3, Hystrix automatic fuse: You can monitor the number of exceptions, the number of threads and other simple indicators to quickly protect our service health status will not deteriorate sharply.
Figure 9: Core functionality of the Service Protection & Failure Walkthrough Module
Problem Solving Six: improving the benefits of full-link pressure measurement
1, the regular organization of external selling full-link pressure measurement, each pressure measurement will involve a lot of people's cooperation, if it can be measured for a single pressure test scene will greatly shorten the cost of our organization pressure measurement.
2, in the full-link pressure measurement, for the pressure measurement of the flow of different scenes of the fault drill, in the manufacturing failure, while verifying that the service protection plan can be as expected to start the protection services.
Figure 10: Improved full-link pressure measurement gives us benefits
Automated Distances
In front of the main introduction of our business-based operation and maintenance system needs of the various core functions, the following highlights, we in the entire system construction, the construction of automation mainly focused on where.
1. Automatic detection of anomaly points
The abnormal points are detected by analyzing the historical data, and the alarm thresholds are automatically calculated and set.
Figure 11: Detection of anomaly points
2. Automatic triggering of service protection
According to a variety of monitoring indicators to accurately diagnose anomalies, and in advance to identify the abnormal scenario with our service protection plan to correlate, you can automate the service protection plan trigger.
Figure 12: Anomaly detection and service protection linkage
3. Automation of pressure Measurement Plan
We need to prepare for the following work:
Based on the transformation of real traffic, the basic data structure, data desensitization, data verification and so on as far as possible through the task ahead.
During the flow playback phase, we can trigger the failure plan for the typical fault scenario (e.g.
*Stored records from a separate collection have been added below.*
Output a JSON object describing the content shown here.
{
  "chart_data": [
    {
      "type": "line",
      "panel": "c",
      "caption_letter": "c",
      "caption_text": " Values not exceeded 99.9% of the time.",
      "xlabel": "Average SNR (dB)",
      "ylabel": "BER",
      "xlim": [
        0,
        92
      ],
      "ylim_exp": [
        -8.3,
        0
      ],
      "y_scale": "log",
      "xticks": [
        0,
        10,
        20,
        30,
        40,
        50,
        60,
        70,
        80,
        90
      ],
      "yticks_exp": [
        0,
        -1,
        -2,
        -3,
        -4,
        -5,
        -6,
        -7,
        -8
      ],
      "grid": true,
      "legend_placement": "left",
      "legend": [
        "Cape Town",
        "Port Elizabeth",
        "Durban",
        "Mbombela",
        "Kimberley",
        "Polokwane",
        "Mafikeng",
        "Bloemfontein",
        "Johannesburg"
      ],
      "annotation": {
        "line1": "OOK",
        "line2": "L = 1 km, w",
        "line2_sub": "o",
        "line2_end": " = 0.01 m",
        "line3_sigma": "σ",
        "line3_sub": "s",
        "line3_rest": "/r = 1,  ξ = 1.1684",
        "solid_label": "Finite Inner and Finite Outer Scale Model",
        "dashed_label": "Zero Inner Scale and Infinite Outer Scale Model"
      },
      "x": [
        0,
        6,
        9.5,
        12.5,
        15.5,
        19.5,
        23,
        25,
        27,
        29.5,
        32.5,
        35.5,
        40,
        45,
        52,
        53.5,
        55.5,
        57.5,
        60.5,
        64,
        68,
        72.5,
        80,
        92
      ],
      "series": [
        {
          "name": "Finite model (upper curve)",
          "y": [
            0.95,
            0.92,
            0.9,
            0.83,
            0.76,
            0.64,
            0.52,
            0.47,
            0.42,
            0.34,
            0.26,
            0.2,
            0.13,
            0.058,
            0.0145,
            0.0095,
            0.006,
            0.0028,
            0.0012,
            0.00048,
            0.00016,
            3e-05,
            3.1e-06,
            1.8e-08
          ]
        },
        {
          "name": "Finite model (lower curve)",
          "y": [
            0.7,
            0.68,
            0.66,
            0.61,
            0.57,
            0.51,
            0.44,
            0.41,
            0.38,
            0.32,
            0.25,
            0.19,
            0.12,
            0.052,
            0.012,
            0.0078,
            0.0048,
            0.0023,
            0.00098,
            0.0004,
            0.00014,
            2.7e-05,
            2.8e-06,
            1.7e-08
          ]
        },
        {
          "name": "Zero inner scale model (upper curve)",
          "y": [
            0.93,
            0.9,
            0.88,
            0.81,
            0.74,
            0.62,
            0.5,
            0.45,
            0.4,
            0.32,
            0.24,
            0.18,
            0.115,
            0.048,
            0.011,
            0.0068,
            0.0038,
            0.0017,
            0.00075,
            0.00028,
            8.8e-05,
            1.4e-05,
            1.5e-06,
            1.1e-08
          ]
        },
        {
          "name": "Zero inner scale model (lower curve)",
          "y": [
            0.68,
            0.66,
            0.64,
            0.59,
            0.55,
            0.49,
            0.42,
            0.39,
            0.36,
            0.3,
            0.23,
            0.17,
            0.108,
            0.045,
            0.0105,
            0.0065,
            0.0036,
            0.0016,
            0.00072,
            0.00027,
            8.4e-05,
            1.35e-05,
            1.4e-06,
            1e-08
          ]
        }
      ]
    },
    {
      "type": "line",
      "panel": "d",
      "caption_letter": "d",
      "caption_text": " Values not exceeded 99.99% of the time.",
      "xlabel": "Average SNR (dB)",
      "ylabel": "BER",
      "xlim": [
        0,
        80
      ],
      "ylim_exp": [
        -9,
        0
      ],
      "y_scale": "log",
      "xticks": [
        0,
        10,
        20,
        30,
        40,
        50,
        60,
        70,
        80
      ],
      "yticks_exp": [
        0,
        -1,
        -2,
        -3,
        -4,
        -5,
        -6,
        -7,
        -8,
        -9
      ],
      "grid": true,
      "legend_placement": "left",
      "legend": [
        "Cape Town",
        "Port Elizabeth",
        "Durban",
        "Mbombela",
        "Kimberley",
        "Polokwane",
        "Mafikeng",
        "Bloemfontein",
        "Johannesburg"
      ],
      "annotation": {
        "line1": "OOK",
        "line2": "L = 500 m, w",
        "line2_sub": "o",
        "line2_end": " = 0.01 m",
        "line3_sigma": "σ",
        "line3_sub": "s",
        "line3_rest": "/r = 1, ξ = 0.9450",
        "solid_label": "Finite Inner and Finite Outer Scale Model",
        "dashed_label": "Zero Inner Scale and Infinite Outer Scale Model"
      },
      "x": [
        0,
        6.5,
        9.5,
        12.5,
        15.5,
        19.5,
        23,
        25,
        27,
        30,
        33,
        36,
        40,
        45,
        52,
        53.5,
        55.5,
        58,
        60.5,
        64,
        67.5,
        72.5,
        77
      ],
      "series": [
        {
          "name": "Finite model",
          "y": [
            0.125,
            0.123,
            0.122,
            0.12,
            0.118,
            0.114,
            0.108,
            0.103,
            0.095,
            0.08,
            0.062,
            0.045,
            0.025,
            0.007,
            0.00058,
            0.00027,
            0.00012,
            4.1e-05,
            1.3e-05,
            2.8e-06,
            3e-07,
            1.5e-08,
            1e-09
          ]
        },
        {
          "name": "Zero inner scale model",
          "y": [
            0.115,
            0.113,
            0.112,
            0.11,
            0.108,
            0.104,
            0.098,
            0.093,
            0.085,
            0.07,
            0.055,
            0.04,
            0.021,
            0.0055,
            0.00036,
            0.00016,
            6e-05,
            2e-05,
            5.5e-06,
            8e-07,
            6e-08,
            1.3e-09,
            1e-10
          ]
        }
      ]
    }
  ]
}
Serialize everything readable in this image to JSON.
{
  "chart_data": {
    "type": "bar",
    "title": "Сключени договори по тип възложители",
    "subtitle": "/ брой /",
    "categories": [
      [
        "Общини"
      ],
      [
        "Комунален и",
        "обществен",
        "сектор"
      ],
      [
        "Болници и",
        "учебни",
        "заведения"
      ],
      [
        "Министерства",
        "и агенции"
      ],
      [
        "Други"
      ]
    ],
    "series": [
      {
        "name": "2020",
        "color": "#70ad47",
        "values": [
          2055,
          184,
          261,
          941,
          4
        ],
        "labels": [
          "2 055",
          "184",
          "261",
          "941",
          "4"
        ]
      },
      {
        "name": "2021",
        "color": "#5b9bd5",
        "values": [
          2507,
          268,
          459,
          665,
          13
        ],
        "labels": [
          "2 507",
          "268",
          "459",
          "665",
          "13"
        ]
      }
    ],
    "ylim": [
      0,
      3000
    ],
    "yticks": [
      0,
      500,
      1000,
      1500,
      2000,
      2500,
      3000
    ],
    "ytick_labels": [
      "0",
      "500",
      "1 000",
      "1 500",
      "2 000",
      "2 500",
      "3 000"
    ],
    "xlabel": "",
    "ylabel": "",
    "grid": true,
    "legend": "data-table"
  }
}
Tair fault).
At the same time, we can combine the relationship data of the core link to accurately locate the problem node which is strongly related to the fault scene.
We automatically trigger the corresponding service protection plan based on the service protection relationship we established for the typical fault scenario.
Throughout the process, we need to finally confirm that the performance of each environment has reached our expectations, it is necessary to have a corresponding monitoring log output at each stage, the final automated output of the final pressure test report.
Figure 13: Automation of the pressure measurement program
Conclusion: The post-exerting point of automation construction
In the whole operation and maintenance system construction, only more accurate location problem root node, diagnose the root cause of the problem can be gradually automated to do some operations (such as: Trigger downgrade switch, expansion cluster, etc.). As shown in Figure 14, we will continue to invest in these aspects of the refinement of the construction, we hope to detect any dimension of the anomaly, up to determine which business indicators may affect what the user experience; down-to-all-link pressure measurement can be very accurate capacity planning, saving resources.
Figure 14: The post-force point of automation construction
Reply to "1" in the public number to bring you into your fan group.